The U.S. Securities Exchange Act of 1934, section 12(g), generally limits a privately held company to fewer than 500 shareholders. The assumption has been that companies with 500 investors are quasi-public anyway, and for disclosure and other reasons should be forced to go public when the shareholder number approaches this limit.
Since the IPO market has been in the doldrums for most of the past decade, high-profile private companies have chosen (or been forced) to stay private while raising huge sums of money from venture capitalists and other private equity sources. But, this SEC limit has created some problems for these high-tech phenoms, both in raising additional capital and in private sales through secondary markets in which early investors resell shares to a large number of smaller U.S. buyers. This shareholder limitation has made it difficult for companies like Facebook to stay private, even if the shareholders and management team were not inclined to go public.

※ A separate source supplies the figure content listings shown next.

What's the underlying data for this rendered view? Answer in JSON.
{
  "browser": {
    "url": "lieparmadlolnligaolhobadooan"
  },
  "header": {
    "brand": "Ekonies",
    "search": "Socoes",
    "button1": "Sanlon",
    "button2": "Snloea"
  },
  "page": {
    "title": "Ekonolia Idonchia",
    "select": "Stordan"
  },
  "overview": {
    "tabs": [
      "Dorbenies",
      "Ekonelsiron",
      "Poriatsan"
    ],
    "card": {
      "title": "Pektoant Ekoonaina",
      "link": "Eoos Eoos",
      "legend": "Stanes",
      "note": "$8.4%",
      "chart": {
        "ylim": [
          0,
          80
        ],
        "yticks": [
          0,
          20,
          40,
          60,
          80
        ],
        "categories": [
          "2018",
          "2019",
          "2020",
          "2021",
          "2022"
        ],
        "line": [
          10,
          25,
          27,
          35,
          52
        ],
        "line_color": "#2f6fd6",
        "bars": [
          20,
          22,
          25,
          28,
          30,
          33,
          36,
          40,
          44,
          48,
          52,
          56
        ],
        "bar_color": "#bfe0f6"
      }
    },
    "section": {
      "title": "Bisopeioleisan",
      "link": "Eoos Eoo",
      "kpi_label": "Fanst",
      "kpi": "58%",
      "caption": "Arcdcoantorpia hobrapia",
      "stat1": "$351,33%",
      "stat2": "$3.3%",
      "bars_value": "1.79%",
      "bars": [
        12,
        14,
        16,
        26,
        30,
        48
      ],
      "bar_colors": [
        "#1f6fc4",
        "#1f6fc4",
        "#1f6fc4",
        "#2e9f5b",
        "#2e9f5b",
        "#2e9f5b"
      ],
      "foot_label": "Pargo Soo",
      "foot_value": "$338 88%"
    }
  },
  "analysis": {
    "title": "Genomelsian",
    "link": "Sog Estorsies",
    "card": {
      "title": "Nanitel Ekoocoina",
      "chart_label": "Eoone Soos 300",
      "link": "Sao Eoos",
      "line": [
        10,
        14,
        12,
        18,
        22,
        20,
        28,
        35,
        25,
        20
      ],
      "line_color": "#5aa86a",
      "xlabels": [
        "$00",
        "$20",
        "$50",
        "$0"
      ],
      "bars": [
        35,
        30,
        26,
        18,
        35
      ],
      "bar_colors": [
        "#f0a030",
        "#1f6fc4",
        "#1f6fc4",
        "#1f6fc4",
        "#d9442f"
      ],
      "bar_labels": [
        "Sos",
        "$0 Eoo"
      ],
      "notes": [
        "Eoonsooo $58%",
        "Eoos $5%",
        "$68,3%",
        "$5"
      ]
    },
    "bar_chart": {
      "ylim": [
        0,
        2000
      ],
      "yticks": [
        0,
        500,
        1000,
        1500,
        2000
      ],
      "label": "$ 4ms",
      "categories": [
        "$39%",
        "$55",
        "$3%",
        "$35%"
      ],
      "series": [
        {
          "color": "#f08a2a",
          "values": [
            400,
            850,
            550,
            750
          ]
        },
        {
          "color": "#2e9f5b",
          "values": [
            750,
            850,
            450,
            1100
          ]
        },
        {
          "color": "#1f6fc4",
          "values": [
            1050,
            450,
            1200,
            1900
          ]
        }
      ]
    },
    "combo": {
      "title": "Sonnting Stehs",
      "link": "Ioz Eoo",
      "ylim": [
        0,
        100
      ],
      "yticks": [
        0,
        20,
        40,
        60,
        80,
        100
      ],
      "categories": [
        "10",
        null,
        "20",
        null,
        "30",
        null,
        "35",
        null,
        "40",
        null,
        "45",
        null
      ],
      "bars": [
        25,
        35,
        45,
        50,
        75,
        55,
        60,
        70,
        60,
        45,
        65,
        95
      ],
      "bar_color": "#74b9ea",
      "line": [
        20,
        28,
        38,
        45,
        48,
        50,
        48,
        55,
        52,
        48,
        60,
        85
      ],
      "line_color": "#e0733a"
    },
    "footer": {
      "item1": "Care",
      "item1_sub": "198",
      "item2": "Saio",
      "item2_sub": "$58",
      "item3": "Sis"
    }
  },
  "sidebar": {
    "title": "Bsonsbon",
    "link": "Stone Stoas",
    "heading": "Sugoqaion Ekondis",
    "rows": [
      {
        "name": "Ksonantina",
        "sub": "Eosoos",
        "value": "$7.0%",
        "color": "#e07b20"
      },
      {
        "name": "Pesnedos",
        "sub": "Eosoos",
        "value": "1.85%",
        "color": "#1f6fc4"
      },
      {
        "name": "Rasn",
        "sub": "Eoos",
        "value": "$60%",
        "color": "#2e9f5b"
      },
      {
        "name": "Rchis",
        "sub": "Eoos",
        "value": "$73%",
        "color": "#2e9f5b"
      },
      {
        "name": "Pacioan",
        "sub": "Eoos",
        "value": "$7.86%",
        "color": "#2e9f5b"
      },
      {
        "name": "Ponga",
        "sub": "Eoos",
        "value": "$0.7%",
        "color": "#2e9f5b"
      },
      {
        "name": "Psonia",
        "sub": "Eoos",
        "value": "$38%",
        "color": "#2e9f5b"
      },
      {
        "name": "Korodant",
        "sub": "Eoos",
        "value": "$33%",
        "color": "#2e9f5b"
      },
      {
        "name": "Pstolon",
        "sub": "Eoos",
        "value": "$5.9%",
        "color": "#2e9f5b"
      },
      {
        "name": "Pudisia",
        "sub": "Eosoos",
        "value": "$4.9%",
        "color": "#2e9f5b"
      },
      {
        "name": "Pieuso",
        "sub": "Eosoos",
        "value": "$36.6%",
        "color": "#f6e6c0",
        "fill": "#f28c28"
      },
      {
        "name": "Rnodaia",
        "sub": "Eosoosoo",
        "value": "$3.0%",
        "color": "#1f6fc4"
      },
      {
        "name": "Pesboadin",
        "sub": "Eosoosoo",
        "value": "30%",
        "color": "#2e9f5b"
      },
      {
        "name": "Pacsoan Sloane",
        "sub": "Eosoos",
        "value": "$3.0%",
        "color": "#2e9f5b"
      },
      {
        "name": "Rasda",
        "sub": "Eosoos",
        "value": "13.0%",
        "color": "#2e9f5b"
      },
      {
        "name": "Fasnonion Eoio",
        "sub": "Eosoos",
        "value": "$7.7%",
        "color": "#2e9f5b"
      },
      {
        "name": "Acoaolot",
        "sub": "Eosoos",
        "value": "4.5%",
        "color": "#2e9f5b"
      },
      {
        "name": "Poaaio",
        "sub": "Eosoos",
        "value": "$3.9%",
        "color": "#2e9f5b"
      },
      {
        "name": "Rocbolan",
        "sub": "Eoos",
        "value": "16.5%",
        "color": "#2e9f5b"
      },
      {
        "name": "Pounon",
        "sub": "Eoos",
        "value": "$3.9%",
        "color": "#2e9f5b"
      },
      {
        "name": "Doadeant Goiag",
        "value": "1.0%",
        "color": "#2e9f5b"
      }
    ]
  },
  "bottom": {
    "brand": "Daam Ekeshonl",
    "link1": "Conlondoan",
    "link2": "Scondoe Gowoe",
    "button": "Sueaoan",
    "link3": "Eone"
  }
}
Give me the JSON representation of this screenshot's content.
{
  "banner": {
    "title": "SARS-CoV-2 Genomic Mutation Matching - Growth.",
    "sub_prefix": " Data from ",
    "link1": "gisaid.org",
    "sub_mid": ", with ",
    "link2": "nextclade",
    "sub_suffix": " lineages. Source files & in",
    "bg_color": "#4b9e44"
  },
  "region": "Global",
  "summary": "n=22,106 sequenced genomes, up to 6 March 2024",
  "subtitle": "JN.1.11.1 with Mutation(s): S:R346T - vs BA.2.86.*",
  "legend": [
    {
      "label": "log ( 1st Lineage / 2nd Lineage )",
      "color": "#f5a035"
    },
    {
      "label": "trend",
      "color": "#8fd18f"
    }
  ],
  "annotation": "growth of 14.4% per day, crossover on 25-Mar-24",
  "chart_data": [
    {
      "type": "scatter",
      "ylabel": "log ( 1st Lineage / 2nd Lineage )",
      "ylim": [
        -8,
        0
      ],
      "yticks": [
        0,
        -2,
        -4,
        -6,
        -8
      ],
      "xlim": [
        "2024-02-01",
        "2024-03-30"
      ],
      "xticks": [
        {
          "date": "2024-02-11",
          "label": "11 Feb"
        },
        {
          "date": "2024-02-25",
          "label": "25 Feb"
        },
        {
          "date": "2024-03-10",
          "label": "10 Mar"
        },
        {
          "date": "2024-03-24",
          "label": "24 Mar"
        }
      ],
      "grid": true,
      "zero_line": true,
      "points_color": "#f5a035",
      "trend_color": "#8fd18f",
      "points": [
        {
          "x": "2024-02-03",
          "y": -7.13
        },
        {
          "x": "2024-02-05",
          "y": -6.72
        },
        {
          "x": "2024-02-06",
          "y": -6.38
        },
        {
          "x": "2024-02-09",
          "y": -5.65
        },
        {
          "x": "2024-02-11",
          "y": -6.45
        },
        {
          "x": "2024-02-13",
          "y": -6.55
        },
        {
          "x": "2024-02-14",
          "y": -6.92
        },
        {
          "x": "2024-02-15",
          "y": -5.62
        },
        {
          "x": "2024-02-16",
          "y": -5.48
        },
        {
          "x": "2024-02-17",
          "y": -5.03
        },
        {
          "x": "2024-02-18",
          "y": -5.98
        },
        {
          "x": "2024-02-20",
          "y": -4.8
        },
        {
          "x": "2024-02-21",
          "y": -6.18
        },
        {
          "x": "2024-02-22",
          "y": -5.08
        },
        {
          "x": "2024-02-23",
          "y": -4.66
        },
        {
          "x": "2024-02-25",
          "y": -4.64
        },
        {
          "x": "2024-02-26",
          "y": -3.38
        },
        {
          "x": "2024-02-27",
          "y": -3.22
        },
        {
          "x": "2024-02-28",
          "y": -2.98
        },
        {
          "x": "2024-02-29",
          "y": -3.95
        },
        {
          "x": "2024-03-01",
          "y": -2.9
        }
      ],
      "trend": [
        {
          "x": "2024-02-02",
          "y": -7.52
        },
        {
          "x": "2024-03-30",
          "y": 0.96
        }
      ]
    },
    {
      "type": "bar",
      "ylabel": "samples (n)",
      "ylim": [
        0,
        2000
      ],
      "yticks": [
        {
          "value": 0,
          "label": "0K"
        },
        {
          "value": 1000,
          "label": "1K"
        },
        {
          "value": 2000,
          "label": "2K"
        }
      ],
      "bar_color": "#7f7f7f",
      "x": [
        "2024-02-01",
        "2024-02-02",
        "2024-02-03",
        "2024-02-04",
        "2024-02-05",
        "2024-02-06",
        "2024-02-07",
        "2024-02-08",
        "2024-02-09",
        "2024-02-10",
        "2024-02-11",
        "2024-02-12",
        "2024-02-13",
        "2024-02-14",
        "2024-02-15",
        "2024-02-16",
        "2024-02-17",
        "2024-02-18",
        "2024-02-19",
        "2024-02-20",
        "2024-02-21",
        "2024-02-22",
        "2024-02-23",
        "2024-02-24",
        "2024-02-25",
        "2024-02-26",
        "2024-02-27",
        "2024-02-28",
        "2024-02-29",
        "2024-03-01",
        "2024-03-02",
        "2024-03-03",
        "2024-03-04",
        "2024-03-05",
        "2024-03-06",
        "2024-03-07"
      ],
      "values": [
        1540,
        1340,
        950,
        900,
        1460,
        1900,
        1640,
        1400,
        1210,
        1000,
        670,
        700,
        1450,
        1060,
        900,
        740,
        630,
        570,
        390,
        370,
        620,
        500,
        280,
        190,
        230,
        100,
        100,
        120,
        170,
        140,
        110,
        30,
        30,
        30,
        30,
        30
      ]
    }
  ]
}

Most recently, the number of shareholders issue has arisen as Congress considers legalizing crowdfunding, which may allow hundreds or even thousands of smaller investors to make equity investments in startups. Raising $1,000 each from 1,000 investors would surely seem to violate current SEC regulations.
We have heard that SEC chairman Mary Schapiro “recently instructed the staff to review the impact of our regulations on capital formation” (according to CNN Money). It would appear that Congress and the SEC are both considering raising the limit to at least 1,000 shareholders.
But, the SEC limit on the number of shareholders is not the only issue entrepreneurs should consider. If large amounts of capital are required for startup companies to dominate a market, then the preferences of larger investors, such as angels and venture capitalists, should be paramount in importance to entrepreneurs. Let’s be frank: neither angels nor VCs choose to invest alongside large numbers of less-than-sophisticated investors. Why? Because shareholder votes are required for numerous corporate actions and marshaling the approval of large numbers of shareholders is difficult, sometimes impossible, without shareholder lawsuits. Consider the following two examples (and assuming new SEC limits are not exceeded):
Company A raises $500,000 from 1,200 investors using a crowdsourcing website (average investment: $417). The company proves to be in a really hot space and, to grow rapidly and stay ahead of the competition, must raise $6 million.
Company B raise $40,000 from five friends and family members and then $460,000 from 12 angels who are members of a single angel group. The angel group has one member of the board of directors. The company proves to be in a really hot space and, to grow rapidly and stay ahead of the competition, must raise $6 million.
If a venture capitalist was evaluating these two opportunities and both were essentially equally exciting, which do you think the VCs would fund? Clearly, the company with fewer shareholders would be the first choice of sophisticated investors. Angels and VCs generally choose not to invest alongside larger numbers of investors with little or no experience investing in startup companies. This is not a new rule-of-thumb. This has been the case for decades.
Raising capital from large numbers of investors, through crowdsourcing or elsewhere, may work well for companies that can achieve all their milestones without raising large amounts of additional capital from angels or VCs. However, SEC limits on the number of shareholders in privately held companies may not be the primary issue for entrepreneurs. If entrepreneurs need to raise significant subsequent funding from sophisticated investors, crowdfunding is not the most favorable source for early stage capital.